Respected researchers in the field peer-review and critique articles. The work is published only if it is original and contains significance. The current Impact Factor of the “Journal of Bioengineering and Translational Medicine” is 7.09, ranking the journal ‘very important’ in the field.

For Bioengineering and Translational Medicine, the Chopades researched therapies for Alzheimer’s disease and Parkinson’s disease for six-plus weeks last summer. They contributed equally to the study while working with career professionals in the field.

The Chopade sisters learned that those two diseases are “the most prevalent neurodegenerative diseases, affecting millions and costing billions each year in the United States alone.” Despite dramatic progress in developing therapeutics that manage the diseases’ symptoms, scientists have not developed a treatment that effectively slows or cures neurodegeneration.

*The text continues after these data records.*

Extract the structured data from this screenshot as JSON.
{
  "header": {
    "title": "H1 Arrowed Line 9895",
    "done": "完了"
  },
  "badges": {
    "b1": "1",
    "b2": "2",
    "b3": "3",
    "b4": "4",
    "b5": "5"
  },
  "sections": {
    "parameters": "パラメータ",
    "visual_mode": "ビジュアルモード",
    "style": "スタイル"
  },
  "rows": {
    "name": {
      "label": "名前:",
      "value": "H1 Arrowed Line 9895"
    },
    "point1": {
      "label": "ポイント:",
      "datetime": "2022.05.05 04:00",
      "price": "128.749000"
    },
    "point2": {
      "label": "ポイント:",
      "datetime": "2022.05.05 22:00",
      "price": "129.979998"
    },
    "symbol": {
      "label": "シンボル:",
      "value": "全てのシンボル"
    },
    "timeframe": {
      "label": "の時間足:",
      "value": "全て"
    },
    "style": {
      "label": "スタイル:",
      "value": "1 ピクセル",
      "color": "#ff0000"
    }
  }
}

The Chopades researched the clinical trials database and analyzed data from about 1,000 clinical trials in each Alzheimer’s disease and Parkinson’s disease. Their work culminated in writing a comprehensive review article during their junior year of school, 2021-2022.

For their abstract document, Neha and Puja wrote, “Overall, this review aims to provide a succinct overview of the clinical landscape of AD and PD therapies to better understand the field’s therapeutic strategy in the past and the field’s evolution in approach to the present.”

Their end goal was to better inform about future methods to effectively treat AD and PD.

Neha and Puja’s mentors were staff members with the Mitrogotri Lab at Harvard University: Professor Samir Mitragotri; Vinit Suja, post-doctorate; and Rick Lao, post-doctorate.

Mitragotri’s research, focused on fundamental understanding of biological barriers, has led to development of new materials and technologies for diagnosis and treatment of various ailments, including diabetes, cancer, cardiovascular diseases, skin conditions and infections. (wyss.harvard.edu)

In their review, professionals stated that the Chopades’ manuscripts were “particularly well represented (in) areas including drug delivery, gene therapy, siRNA delivery, regenerative medicine, nanomedicine, biomedical devices and cell therapy.”

Because Puja and Neha worked as primary contributors, they appeared as “First Authors” (or equal contribution) in the article’s author list.

As of Aug. 5, both sisters were out-of-state in scientific pursuits. Puja is finishing six weeks of internship with Research Science Institute at Massachusetts Institute of Technology or MIT; she is working on a research project studying mitochondria and cancer cells. Neha is finishing six weeks of research internship at a biotech company in Boston, Mass.; she is studying the delivery of medicines through the skin.